“Isn’t it hard, especially at this time of year? How do you do it? There are so many parties…”
Another day, another arduous conversation about not drinking at Christmas. Question after bewildered question peppered with furrowed brows and head tilts of utter confusion guaranteed to make this non-drinker feel like an outsider.
Right now, most people are trying to pace their festive frolicking through December to give themselves a day in between each event to recover; that’s no longer a concern for me.
This will be my second Christmas with no booze and it brings a sense of peace and relief that’s a giddy novelty to a reformed daily drinker. Surviving the office party is plain-sailing now. I’ve cracked it. I can accept invitations, stand in packed rooms making fizzy chit-chat with a coke in my hand (diet) and not eye up the bar as if it’s a hot guy. When everyone starts to get glassy-eyed messy and the hair tossing dancing that spells R-E-G-R-E-T rather than YMCA begins, it’s time to flit away into the night. I wake up without the banging headache or horrifying flashbacks. Plus, I haven’t left my credit card behind the bar. Ahh, the bona fide Christmas bonus.
Truth is, not drinking at Christmas is easy. It’s just a day with a different label on it. The real struggle is airports.
Early next year I’m going home to England on an exciting adventure that includes a wedding, Christening and weaving European train trip. On arrival I will be greeted with warm hugs from friends and family with cold noses and squeezes so hard that only year-long separation brews. The trip will be amazing – when I arrive. The journey, not so much.
I’ve done the long haul trek once since I stopped drinking and it totally blind-sided me. I’ve psyched myself up for being sober at social events, passing on wine at dinner parties and got my explanation for why I quit down-pat, but the airport endeavour I was not prepared for.

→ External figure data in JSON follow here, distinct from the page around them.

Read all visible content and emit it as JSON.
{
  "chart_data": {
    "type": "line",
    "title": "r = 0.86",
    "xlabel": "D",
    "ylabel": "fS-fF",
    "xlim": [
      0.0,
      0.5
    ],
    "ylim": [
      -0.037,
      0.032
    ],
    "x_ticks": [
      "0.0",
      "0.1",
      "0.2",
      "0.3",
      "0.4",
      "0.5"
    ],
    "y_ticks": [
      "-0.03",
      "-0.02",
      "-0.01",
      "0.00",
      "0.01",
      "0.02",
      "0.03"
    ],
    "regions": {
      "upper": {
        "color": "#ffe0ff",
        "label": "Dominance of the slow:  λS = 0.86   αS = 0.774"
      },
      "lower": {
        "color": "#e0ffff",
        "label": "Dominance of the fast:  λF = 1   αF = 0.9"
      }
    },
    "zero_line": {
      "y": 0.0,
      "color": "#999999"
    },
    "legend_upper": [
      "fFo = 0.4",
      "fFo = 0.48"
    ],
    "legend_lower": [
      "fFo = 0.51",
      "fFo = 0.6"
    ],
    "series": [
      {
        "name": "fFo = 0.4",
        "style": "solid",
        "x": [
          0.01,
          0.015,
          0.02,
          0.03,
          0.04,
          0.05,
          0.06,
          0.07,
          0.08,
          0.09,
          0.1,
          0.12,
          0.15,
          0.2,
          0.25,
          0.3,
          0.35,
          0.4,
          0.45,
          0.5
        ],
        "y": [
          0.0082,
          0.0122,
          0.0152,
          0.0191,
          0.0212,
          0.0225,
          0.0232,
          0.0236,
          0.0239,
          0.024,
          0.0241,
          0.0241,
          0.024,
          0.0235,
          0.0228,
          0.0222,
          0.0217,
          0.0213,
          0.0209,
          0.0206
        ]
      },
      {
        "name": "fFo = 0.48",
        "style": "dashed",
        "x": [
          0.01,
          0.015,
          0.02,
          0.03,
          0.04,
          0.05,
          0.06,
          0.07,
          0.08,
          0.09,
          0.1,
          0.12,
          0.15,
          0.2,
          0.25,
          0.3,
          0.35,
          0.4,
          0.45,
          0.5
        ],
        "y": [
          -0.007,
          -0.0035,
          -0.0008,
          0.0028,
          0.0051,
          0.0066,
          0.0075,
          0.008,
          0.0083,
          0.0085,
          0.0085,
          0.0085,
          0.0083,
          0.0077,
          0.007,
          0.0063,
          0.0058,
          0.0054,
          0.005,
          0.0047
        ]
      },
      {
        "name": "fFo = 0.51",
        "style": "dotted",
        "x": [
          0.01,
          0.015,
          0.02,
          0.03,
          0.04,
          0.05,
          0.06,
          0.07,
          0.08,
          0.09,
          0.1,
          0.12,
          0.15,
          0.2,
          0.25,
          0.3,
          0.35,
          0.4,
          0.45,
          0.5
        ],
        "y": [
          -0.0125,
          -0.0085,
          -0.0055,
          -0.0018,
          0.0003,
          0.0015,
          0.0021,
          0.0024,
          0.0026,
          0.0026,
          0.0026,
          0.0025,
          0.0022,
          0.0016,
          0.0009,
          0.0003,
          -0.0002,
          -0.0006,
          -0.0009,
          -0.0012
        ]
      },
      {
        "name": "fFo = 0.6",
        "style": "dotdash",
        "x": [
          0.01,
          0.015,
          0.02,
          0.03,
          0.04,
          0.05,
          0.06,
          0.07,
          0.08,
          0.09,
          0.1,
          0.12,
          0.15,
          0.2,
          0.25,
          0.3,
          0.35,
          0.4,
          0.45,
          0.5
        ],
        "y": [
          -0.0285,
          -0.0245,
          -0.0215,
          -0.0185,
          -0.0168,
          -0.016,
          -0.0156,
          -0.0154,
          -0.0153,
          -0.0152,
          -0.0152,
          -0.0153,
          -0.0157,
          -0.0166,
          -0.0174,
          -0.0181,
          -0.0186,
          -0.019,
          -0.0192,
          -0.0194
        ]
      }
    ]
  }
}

I sat in the airport lounge not knowing what to do with myself. I wandered around shops not wanting to spend any money; that took about 8 minutes. I sat and read for a while but was too distracted to focus. I looked up into one of 604 bars and saw a chattering, laughing ease I’ve left behind. In my past life, I would perch at the bar and sip on a cold chardonnay. Perhaps a Pinot Grigio. I’d smile at the barman and make effortless conversation with other people who were also travelling alone. I’ve done so many long-haul journeys I didn’t realise airport drinking had become as much a part of my trip as checking in my luggage. Minutes dragged for hours. Drinking really is the unparalleled way to pass time.